Юрка задохнулся от вновь вспыхнувшей боли и, с трудом сохранив самообладание, приобнял его. В невнятном горячем шёпоте в шею разобрал только тихое «Юрка, Юрочка…».
Если бы это продлилось ещё хотя бы минуту, Юрка бы также сорвался — от беспомощности и печали хотелось то ли плакать, то ли кричать. Но Володя быстро взял себя в руки и сказал:
— Правильно, ни к чему это сейчас. Подождёт, всё потом.
Он опять взял в руки тетрадку и продолжил дописывать. Юрка, подсвечивая ему фонарём, шмыгал носом.
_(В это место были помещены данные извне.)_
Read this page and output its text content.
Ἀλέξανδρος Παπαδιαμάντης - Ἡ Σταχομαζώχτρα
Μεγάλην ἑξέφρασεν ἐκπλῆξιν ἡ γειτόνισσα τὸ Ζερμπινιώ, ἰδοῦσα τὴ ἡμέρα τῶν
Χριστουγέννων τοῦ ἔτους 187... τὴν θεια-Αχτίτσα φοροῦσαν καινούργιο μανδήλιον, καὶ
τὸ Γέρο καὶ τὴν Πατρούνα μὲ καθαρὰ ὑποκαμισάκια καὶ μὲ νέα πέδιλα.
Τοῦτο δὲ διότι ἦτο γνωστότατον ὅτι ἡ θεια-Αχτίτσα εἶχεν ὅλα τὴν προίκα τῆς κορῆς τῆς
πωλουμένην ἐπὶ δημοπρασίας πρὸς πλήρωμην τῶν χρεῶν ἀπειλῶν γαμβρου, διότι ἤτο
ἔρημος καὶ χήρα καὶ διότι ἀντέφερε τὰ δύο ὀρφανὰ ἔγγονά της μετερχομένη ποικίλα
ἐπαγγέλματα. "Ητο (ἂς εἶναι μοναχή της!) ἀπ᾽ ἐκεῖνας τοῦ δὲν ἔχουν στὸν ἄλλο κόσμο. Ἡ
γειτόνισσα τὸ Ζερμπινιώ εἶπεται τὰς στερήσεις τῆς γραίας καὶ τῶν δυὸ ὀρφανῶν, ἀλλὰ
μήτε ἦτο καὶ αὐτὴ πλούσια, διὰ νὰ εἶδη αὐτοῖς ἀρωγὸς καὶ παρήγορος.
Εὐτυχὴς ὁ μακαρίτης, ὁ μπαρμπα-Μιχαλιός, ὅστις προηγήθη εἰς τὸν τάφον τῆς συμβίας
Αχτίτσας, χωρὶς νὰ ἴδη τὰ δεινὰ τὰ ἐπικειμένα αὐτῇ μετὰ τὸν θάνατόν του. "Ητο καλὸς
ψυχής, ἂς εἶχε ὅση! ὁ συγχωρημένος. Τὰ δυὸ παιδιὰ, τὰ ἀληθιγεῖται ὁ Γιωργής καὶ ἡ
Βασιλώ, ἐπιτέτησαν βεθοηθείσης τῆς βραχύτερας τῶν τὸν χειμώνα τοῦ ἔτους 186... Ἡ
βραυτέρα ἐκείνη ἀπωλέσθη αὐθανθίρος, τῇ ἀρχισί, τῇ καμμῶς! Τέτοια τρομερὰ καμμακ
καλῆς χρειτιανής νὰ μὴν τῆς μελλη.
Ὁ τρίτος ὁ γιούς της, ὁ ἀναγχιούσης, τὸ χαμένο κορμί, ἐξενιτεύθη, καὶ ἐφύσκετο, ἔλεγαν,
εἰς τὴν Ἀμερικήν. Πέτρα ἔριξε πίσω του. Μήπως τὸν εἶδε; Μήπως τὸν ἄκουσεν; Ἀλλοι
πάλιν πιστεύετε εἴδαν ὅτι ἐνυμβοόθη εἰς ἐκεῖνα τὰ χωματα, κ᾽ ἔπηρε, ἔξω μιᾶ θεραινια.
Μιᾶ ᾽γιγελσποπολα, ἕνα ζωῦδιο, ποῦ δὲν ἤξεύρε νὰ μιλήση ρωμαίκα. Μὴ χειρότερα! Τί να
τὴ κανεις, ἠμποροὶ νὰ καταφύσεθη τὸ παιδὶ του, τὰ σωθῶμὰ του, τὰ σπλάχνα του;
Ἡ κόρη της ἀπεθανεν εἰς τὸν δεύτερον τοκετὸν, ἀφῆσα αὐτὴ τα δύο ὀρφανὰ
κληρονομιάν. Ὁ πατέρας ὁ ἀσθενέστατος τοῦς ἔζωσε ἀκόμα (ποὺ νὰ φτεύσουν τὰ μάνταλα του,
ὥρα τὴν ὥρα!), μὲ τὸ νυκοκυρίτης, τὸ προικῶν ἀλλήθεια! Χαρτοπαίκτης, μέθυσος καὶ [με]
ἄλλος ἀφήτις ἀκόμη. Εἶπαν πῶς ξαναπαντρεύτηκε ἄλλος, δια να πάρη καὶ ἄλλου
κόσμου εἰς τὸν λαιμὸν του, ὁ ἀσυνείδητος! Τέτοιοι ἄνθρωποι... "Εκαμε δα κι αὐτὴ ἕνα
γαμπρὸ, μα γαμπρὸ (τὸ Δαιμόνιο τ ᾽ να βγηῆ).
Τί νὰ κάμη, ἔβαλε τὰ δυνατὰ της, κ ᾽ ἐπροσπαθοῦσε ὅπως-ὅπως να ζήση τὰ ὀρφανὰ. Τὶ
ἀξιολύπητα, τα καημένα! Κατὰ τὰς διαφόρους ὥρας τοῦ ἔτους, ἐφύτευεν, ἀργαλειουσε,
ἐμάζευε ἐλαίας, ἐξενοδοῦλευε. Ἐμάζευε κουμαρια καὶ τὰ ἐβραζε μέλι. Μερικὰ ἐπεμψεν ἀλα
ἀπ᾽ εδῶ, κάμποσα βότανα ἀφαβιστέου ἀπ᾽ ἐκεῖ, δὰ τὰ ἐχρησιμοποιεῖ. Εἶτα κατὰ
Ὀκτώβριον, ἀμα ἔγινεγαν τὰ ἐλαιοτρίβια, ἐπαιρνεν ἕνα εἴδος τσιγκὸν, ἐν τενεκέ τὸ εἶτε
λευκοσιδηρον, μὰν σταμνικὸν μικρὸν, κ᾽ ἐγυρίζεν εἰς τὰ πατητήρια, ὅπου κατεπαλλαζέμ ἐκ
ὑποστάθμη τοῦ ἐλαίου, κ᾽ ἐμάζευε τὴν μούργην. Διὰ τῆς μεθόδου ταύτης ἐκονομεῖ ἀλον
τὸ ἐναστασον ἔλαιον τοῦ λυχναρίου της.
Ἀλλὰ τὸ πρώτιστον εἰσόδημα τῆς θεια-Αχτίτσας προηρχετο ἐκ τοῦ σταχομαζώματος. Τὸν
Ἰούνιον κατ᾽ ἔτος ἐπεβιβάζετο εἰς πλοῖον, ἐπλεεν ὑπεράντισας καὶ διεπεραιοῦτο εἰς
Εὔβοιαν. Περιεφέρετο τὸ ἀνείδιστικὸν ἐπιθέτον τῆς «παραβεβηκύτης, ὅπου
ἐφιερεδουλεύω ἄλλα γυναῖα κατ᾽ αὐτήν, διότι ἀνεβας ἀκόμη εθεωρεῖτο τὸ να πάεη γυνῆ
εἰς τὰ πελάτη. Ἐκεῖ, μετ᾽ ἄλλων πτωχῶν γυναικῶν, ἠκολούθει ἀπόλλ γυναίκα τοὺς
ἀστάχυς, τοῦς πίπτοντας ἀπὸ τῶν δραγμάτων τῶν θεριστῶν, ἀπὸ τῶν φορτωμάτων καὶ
«Остаться такими же, какими были в 86 году. Володе — с отличием окончить институт и съездить в Америку. Юре — поступить в консерваторию и стать пианистом».
— Готово. Что ещё будем класть в капсулу времени? — спросил, закончив.
Юрка вытащил из кармана джинсов сырой лист бумаги — ноты, которые переписывал для себя, чтобы учить.
— Вот, «Колыбельная» — это самое ценное, что было у меня в эту смену. — Он положил ноты в капсулу.
Володя, свернув в трубочку, опустил туда свою тетрадь — там был правленый сценарий со всеми пометками, личные записи за смену и пожелания себе-будущим.
— Ещё кое-что, — сказал Юрка, роясь в кармане. — Вот. Думаю, это тоже должно лежать там.
Он достал слегка помятую, местами раскрошившуюся белую лилию, которую подарил ему Володя. Тот кивнул, аккуратно уложил цветок сверху на тетрадку.
— Всё? — тихо спросил Володя.
Юрка задумался — действительно ли это всё? Быть может, есть ещё что-то, что следует оставить здесь на хранение?
Он отрицательно замотал головой.
— Нет, вот ещё.
Юрка вцепился в перетянувший его шею пионерский галстук и стал порывисто развязывать. Но руки дрожали, и вместо того, чтобы ослабить узел, Юрка, наоборот, его затянул.
Володя молча приблизился и потянулся помочь. Юрка грустно произнёс:
— Вот ирония: когда меня принимали в пионеры, галстук мне повязывал комсомолец. Теперь комсомолец его снимает.
Прохладный ветер коснулся голой шеи, заставив поёжиться. Володя неверно прочёл Юркин жест:
— Ты точно хочешь положить его в капсулу?